Performance and Generalizability Impacts of Incorporating Location Encoders into Deep Learning for Dynamic PM2.5 Estimation
Morteza Karimzadeh, Zhongying Wang, James L. Crooks
TL;DR
This work systematically evaluates how different ways of integrating geolocation influence deep learning for dynamic, high-resolution PM$_{2.5}$ estimation over the continental United States. By comparing no geolocation, raw coordinates (with and without sinusoidal transforms), and pretrained location encodings (GeoCLIP, SatCLIP), the authors assess within-region interpolation and out-of-region transfer using random, spatial, and checkerboard splits. Key findings show that pretrained location embeddings improve both local accuracy and geographic generalization, while naive coordinate features can hinder OoR performance and introduce artifacts; fusion strategy (Hadamard) and encoder choice (GeoCLIP vs SatCLIP) also impact results. These insights have practical implications for scalable, equitable air-quality monitoring, especially in data-sparse regions, and suggest directions for improving location-encoder design and adaptability to dynamic environmental targets.
Abstract
Deep learning has shown strong performance in geospatial prediction tasks, but the role of geolocation information in improving accuracy and generalizability remains underexamined. Recent work has introduced location encoders that aim to represent spatial context in a transferable way, yet most evaluations have focused on static mapping tasks. Here, we study the effect of incorporating geolocation into deep learning for a dynamic and spatially heterogeneous application: estimating daily surface-level PM2.5 across the contiguous United States using satellite and ground-based observations.
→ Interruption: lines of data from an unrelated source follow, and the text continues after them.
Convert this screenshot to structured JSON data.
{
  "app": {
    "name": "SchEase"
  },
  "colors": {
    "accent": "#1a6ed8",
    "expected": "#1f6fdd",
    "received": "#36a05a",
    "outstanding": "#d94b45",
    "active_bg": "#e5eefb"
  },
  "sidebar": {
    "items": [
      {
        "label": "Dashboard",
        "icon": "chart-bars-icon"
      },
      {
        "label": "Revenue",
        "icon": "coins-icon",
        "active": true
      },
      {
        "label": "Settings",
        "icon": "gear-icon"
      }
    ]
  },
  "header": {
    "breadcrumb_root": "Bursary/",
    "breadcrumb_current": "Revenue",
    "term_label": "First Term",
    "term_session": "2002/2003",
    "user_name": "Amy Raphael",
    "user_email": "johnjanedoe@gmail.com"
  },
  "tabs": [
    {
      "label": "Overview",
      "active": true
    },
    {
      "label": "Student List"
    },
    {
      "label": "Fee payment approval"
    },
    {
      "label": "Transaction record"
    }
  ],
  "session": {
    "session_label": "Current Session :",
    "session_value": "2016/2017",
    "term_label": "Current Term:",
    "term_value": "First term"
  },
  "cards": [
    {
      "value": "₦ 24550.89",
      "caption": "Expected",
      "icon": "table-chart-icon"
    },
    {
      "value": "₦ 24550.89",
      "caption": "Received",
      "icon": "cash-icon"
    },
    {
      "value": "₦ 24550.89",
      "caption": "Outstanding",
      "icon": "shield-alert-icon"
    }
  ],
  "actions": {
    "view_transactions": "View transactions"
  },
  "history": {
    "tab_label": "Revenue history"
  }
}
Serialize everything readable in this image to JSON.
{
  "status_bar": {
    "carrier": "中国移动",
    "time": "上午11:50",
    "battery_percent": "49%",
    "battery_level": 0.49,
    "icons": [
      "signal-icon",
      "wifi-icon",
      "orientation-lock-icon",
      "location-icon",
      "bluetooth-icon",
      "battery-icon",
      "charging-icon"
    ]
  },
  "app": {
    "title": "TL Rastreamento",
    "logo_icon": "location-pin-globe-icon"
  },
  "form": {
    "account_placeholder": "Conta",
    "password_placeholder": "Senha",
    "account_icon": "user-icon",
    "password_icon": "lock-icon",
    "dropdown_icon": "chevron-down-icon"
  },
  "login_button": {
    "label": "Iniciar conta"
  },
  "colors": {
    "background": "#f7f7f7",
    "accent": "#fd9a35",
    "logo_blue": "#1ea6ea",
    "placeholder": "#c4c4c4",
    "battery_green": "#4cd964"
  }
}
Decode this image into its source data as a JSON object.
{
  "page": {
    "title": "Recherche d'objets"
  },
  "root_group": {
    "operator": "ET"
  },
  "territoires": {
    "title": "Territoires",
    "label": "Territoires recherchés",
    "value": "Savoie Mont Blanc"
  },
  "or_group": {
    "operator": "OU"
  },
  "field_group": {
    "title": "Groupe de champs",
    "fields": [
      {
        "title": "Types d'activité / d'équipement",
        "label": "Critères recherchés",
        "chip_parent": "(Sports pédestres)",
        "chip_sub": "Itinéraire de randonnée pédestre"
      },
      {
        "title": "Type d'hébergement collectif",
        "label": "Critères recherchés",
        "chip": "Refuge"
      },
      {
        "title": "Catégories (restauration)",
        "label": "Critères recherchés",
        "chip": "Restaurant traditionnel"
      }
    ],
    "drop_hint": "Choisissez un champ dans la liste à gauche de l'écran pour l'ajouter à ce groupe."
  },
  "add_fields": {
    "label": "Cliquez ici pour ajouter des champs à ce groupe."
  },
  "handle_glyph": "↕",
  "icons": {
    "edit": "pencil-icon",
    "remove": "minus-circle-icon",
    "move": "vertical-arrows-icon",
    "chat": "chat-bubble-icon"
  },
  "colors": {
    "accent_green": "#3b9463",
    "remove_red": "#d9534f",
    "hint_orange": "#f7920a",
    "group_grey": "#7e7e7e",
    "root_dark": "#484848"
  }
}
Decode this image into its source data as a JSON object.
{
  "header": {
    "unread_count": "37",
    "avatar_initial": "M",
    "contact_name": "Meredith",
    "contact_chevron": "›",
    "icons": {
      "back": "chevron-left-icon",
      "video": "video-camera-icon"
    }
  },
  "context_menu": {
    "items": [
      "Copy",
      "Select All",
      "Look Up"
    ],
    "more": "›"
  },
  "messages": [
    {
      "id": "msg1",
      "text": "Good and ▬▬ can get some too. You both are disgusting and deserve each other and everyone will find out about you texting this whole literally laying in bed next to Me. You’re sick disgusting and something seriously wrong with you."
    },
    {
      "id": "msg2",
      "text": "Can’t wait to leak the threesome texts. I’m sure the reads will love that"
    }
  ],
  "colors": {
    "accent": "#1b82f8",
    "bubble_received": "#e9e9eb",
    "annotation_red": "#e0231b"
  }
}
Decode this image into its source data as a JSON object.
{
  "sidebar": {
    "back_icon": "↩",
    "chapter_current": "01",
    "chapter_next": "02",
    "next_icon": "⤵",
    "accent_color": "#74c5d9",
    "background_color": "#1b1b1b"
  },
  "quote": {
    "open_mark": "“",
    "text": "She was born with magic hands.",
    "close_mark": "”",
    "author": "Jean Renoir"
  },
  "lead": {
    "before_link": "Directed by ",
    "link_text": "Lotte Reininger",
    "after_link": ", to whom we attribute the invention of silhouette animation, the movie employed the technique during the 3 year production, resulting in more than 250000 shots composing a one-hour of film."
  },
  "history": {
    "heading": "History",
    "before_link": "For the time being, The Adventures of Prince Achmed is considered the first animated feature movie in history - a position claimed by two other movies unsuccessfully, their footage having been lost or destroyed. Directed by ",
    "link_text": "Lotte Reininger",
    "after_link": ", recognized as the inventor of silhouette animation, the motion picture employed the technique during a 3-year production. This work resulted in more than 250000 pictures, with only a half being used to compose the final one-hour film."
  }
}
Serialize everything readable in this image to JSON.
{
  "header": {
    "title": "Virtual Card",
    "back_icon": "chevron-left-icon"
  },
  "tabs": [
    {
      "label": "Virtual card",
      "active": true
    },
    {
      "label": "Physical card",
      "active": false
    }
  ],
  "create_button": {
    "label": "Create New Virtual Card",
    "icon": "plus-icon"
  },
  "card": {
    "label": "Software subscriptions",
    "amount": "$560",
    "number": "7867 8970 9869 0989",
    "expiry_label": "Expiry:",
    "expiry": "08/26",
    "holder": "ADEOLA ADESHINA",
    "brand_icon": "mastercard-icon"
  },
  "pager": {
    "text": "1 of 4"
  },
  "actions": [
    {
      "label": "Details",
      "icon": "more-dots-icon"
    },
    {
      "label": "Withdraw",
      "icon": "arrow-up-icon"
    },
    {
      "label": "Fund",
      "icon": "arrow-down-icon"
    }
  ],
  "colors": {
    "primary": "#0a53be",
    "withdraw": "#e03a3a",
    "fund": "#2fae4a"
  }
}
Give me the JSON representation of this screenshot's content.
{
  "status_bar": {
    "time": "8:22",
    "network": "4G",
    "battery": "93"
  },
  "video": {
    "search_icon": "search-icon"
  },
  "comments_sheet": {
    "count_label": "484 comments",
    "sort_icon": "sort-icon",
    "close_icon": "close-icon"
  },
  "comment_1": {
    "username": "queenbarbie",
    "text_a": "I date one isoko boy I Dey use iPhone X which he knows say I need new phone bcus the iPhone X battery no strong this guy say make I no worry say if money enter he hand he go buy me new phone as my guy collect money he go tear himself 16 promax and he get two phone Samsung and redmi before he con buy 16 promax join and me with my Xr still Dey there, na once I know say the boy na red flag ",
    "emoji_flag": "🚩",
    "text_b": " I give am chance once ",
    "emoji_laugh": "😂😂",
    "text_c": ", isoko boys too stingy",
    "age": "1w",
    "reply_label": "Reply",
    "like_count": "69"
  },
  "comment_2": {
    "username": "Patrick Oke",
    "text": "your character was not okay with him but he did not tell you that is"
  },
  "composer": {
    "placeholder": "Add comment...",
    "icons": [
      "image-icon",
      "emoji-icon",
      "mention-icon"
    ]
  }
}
We compare three strategies for representing location: excluding geolocation, using raw latitude and longitude, and using pretrained location encoders. We evaluate each under within-region and out-of-region generalization settings. Results show that raw coordinates can improve performance within regions by supporting spatial interpolation, but can reduce generalizability across regions. In contrast, pretrained location encoders such as GeoCLIP improve both predictive accuracy and geographic transfer. However, we also observe spatial artifacts linked to encoder characteristics, and performance varies across encoder types (e.g., SatCLIP vs. GeoCLIP). This work provides the first systematic evaluation of location encoders in a dynamic environmental estimation context and offers guidance for incorporating geolocation into deep learning models for geospatial prediction.